Following the Equifax data breach in 2017, there has been heightened awareness surrounding how credit reporting agencies handle consumers’ personal information. At the same time, recent high-profile attacks, such as the “WannaCry” ransomware attacks, have focused media and regulatory attention on vulnerabilities associated with unpatched systems. In response to these two concerns, on January 10, a bill was introduced in the California legislature that would amend existing law regulating the cybersecurity practices of consumer credit reporting agencies (CRAs) specifically as they relate to vulnerability patching.

AB 1859 would add provisions requiring CRAs to update software vulnerabilities in certain circumstances.  Namely, if the CRA knows or reasonably should know that one of its computer systems is subject to a vulnerability and knows or reasonably should know that a software update is available to address that vulnerability, the CRA must apply the software update expediently, “in keeping with industry best practices,” but in any case within 10 days after becoming aware of the vulnerability and the available software update.

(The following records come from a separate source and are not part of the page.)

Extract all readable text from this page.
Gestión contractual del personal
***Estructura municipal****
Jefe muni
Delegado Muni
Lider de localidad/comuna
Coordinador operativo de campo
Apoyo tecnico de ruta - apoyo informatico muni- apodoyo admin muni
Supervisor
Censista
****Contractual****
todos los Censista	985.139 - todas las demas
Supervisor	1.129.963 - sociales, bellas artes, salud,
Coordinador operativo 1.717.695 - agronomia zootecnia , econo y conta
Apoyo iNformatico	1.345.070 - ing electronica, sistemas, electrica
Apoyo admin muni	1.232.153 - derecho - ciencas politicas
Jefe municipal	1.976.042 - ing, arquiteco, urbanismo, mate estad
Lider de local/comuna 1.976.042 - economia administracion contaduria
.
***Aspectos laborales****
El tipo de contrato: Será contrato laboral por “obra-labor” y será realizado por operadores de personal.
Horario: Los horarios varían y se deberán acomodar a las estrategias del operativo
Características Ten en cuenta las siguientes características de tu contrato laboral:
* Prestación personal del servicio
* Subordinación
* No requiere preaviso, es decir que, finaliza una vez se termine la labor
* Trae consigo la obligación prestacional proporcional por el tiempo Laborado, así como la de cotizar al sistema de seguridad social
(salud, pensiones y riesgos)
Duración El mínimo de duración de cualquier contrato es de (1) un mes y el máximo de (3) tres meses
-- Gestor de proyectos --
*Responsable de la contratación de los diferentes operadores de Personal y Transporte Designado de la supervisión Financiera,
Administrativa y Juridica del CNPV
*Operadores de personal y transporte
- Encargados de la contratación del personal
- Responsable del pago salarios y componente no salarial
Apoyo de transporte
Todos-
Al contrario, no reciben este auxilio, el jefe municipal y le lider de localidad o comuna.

The bill would also create a private right of action for California residents whose personal information was acquired by a breach caused, in whole or in part, by a violation of the software update provisions described above.  Moreover, it would allow residents to recover civil penalties for “willful, intentional, or reckless” violations of the software update provisions.

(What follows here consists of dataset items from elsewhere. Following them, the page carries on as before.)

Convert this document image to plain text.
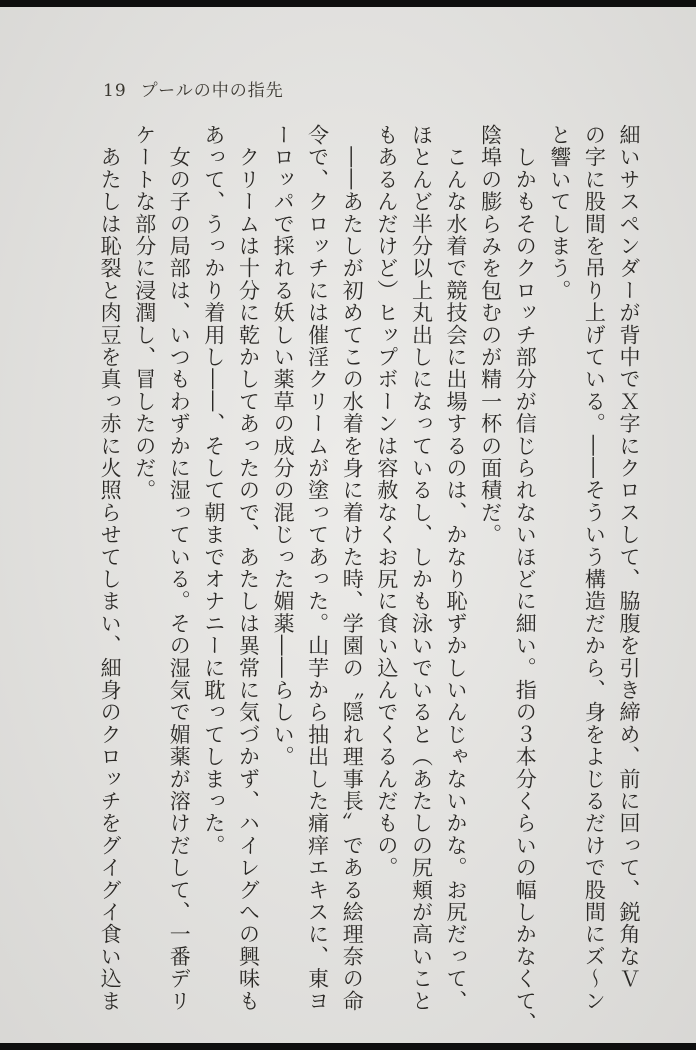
19 プールの中の指先

細いサスペンダーが背中でＸ字にクロスして、脇腹を引き締め、前に回って、鋭角なＶ

の字に股間を吊り上げている。――そういう構造だから、身をよじるだけで股間にズ〜ン

と響いてしまう。

　しかもそのクロッチ部分が信じられないほどに細い。指の３本分くらいの幅しかなくて、

陰埠の膨らみを包むのが精一杯の面積だ。

　こんな水着で競技会に出場するのは、かなり恥ずかしいんじゃないかな。お尻だって、

ほとんど半分以上丸出しになっているし、しかも泳いでいると（あたしの尻頬が高いこと

もあるんだけど）ヒップボーンは容赦なくお尻に食い込んでくるんだもの。

　――あたしが初めてこの水着を身に着けた時、学園の〝隠れ理事長〟である絵理奈の命

令で、クロッチには催淫クリームが塗ってあった。山芋から抽出した痛痒エキスに、東ヨ

ーロッパで採れる妖しい薬草の成分の混じった媚薬――らしい。

　クリームは十分に乾かしてあったので、あたしは異常に気づかず、ハイレグへの興味も

あって、うっかり着用し――、そして朝までオナニーに耽ってしまった。

　女の子の局部は、いつもわずかに湿っている。その湿気で媚薬が溶けだして、一番デリ

ケートな部分に浸潤し、冒したのだ。

　あたしは恥裂と肉豆を真っ赤に火照らせてしまい、細身のクロッチをグイグイ食い込ま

At first blush, by mandating a particular security practice in one specific industry sector, the language of AB 1859 appears to be a departure from the traditional risk-based regulatory approach that encourages organizations to adopt “reasonable” security best practices tailored to their cyber risks without mandating more specific cybersecurity requirements. Notably, however, in 2016 the California Office of the Attorney General adopted a more prescriptive approach to regulating the cybersecurity practices of companies doing business in California. Specifically, in its 2016 Data Breach Report, the Attorney General stated that the list of twenty Critical Security Controls (“CSC”) developed by the Center for Internet Security (“CIS”) “define a minimum level of information security” that all organizations that collect or maintain personal information about California residents should meet.  Most importantly, in light of the requirement under California law to implement and maintain reasonable security practices, the report stated that a “failure to implement all the [c]ontrols that apply to an organization’s environment constitutes a lack of reasonable security.”  See 2016 Data Breach Report (emphasis added). Included among the CSC controls is Control 4, “Continuous Vulnerability Assessment and Remediation,” which requires regular scanning for vulnerabilities and the adoption of proactive patching processes. Moreover, California law already provides a private cause of action for damages by customers injured by a company’s failure to “implement and maintain reasonable security procedures and practices” in violation of California Civil Code Section 1798.81.5.

The bill is currently set for hearing in committee on February 10.